Citations, literature reviews and reading lists aren't endorsements. In any case, I'm definitely willing to affirm that Crone is just the surface of a deep rot in Islamic studies. The fact that her work was useful for expanding the field's perspective is an indictment of the field, not praise of her work.
I know that discussions of non-Muslims discussing Islam can get very touchy, which is why (I can only assume) people are quite this upset about me suggesting something no more shocking, to my mind, than suggesting a Flat Earther shouldn't be an astrophysics professor. But I do have my sympathies with Islamic tradition, and I think it's quite reasonable to be offended at the suggestion that its entire body of knowledge about its own origins should be tossed aside as "biased" in favour of a far weaker hypothesis, based on almost no evidence, that resolves almost no problems. As though the central third of the world never produced a single scholar who - without trying to appeal to urbane Westerners and their insatiable desire for provocation - was at all capable of subjecting his own religion to critical analysis. Is that really not even slightly offensive?

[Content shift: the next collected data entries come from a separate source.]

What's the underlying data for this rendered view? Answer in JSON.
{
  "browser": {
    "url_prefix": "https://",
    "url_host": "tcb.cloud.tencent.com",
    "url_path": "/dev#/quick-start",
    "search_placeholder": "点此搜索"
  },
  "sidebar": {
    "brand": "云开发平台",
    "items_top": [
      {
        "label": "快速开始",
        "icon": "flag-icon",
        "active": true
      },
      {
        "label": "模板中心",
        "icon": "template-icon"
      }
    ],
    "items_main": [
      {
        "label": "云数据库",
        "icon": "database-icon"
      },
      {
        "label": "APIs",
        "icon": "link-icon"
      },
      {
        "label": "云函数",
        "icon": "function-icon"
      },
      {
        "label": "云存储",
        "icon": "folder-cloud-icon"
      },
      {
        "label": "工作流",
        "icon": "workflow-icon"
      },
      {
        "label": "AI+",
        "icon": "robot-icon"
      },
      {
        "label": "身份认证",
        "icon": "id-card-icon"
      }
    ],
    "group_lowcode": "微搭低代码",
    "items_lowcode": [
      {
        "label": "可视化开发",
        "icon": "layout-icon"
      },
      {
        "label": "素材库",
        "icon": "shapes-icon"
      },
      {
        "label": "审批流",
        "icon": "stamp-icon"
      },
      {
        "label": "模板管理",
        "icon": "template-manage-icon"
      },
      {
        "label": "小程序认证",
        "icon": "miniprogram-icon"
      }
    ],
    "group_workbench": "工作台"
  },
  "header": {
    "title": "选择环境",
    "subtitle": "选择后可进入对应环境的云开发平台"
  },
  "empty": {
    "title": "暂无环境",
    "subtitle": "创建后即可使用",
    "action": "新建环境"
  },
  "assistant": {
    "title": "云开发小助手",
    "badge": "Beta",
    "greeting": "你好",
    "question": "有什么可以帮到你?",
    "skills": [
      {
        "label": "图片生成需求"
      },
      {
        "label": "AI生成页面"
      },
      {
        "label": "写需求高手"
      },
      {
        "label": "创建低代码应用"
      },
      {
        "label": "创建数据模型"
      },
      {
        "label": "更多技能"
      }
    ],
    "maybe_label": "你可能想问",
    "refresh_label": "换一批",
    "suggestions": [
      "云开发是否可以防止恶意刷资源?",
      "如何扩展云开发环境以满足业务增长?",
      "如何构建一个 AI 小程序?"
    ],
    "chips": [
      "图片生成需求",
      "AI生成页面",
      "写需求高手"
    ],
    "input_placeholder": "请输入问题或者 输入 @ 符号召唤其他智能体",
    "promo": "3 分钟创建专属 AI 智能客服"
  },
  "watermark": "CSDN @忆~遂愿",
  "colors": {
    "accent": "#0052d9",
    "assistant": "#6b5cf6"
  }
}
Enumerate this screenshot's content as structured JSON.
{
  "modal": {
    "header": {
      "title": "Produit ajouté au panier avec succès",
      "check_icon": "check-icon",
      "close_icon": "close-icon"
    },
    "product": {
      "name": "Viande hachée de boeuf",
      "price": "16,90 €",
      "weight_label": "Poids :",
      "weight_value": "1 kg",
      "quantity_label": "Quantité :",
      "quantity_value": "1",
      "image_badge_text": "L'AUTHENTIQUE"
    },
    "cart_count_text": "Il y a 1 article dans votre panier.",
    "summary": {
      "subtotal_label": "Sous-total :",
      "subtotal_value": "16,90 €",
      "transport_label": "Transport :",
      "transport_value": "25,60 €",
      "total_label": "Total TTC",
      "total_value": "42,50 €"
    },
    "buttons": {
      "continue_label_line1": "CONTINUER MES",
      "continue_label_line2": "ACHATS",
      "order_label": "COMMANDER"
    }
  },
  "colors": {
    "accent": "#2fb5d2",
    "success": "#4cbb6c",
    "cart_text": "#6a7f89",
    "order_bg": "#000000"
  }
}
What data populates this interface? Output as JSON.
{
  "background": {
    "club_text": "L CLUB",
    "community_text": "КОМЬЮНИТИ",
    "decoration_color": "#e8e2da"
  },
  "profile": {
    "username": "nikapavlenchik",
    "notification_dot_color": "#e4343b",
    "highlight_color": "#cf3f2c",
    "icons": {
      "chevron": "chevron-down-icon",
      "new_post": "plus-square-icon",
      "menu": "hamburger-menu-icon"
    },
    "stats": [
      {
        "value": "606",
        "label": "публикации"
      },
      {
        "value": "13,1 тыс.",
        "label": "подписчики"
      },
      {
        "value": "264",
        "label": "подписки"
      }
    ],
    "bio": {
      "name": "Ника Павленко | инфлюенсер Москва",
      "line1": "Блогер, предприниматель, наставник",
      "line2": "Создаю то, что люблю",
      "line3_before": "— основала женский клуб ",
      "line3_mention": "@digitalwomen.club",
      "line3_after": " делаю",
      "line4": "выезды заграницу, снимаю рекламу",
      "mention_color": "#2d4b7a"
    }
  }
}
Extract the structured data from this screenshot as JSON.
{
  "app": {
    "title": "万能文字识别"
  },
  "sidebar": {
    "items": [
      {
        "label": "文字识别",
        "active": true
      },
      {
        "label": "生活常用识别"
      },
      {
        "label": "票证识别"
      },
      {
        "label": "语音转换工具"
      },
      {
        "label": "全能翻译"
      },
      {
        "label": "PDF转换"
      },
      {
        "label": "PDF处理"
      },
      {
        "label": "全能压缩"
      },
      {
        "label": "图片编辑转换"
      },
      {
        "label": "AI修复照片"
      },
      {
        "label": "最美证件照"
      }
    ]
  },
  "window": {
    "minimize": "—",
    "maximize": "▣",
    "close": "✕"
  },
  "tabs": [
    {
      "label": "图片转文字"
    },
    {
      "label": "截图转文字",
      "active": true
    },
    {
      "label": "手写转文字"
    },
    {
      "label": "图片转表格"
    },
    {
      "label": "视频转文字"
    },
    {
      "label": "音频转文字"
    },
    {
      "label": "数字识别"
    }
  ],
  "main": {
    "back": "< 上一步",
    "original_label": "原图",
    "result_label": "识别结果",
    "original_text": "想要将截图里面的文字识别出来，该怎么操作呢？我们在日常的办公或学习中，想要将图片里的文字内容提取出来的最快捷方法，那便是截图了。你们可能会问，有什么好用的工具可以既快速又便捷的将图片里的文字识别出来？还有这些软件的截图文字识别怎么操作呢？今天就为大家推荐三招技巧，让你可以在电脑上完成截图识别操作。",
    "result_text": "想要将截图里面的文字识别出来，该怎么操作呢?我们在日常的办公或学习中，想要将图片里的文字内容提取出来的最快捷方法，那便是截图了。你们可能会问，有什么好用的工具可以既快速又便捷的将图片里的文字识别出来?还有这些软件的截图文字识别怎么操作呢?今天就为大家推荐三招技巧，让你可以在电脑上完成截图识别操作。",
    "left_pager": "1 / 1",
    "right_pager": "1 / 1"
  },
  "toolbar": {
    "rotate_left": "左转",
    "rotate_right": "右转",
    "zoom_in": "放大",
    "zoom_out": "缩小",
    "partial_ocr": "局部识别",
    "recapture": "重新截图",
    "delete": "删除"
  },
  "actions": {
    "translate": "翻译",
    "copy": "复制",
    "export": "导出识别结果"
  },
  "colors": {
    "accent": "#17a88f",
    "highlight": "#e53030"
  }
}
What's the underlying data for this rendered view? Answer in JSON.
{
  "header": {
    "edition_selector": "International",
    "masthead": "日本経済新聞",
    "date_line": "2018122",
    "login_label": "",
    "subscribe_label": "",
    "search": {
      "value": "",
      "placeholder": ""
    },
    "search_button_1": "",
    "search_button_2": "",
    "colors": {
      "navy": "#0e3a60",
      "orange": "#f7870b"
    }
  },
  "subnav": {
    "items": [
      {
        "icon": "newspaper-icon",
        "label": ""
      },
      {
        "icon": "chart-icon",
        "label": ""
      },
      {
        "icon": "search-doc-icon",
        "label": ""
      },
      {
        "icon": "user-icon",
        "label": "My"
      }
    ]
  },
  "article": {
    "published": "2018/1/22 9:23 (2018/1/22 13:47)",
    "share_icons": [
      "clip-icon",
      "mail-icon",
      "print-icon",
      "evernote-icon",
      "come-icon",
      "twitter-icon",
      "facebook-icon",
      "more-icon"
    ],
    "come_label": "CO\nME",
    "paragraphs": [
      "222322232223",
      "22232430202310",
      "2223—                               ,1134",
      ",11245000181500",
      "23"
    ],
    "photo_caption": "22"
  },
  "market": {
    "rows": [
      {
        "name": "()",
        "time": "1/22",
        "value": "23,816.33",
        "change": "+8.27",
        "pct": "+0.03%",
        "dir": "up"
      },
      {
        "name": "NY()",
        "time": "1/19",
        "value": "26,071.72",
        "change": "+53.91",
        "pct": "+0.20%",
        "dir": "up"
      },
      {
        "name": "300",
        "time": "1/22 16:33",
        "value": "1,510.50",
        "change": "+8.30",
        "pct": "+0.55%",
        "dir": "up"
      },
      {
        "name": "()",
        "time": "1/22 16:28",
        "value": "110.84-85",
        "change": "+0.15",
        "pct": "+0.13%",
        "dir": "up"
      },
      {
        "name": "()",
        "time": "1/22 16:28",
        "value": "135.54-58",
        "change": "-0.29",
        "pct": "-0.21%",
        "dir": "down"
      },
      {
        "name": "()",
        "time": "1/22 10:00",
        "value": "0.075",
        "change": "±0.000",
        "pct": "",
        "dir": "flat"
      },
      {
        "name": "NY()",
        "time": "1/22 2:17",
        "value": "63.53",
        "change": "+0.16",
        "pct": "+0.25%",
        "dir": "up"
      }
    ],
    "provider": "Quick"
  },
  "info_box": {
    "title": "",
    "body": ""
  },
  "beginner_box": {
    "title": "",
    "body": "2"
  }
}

I can sympathize with your sentiment presented here, but I am more interested in how you managed to swap names in quotes. I didn't realize you were replying to my post at first glance, then I was like "that's not my name but my words".
Any mysteries relating to the Late Roman Empire that you wish were revealed? Me? Aside from the fate of Glycerius, I would say how exactly the Senate in Rome ceased to exist as its last recorded action was to build a monument to Phocas before its building was turned into a church.
Could agree with this. Despite being defanged they were no less politically active in the fifth century. Maybe the sixth century wars hollowed out their powerbases, then they limped on and faded away.
The name of Russia comes from them, if a people change their name to another people’s word for sailor/adventure, I guess those adventures had a lot of influence.
Then the Nordic Rulers started to have names like Svaitoslav.
This is what people generally call cultural interaction. For another "ruling minority impacts ruled majority culturally" example, many old Beijingers call lakes "seas", because the Manchus did. So when the "Central-South Sea" is mentioned, it's actually referring to a palace built near an artificial lake in central-south Beijing, which just so happens to be an important PRC center of government today.
And what that has to do with Islam? If anything showing how the mess Iran was, show how easier the Rashidun has it
The Rashidun had it easy because Iran had two unique disadvantages in OTL 628:
- It lost the greatest war it ever launched
- A certain man named Salman the Persian, or if you prefer Arabic transliteration, Salman al-Farsi
Salman was born into a magus (in the Mazdan sense of the word) family, and if he wasn't a rebellious teenager who had the gall to walk out of his planned course of life, would have inherited the position. But he was, so he went to Mesopotamia to study teachings of the Nestorian Church (to use the archaic term; it broke with Nestorianism by then already), and from there,
for some reason, by some method, he showed up hundreds of miles away in the Hejaz to become one of the very first Companions of Muhammad, certainly the most prominent non-Arab among the first companions.
Salman provides an excellent bridge to understanding how Muhammad, a career tradesman, not only started a religion, but also how that religion stuck with Iranians since its inception - the simple answer is, because Muhammad had a professional Iranian theologian as his consultant when he was designing his newest product. Not a wonder certain extremists call Salman "Iran's greatest traitor in all of history, gravedigger of the Good Religion (i.e. Mazdayasna (i.e. Zoroastrianism))".
Personally, I think Salman has done his job of product consultant well, but it's probably a combination of that, Muslims going to war with each other way too often in their first century, and the general unimportance of abstract theology in early Muslim consciousness that left most of their "theological disputes" being about "who should have been the first Caliph". A dispute too often resolved by the sword than by the pen, rather unfortunate for a religion of peace.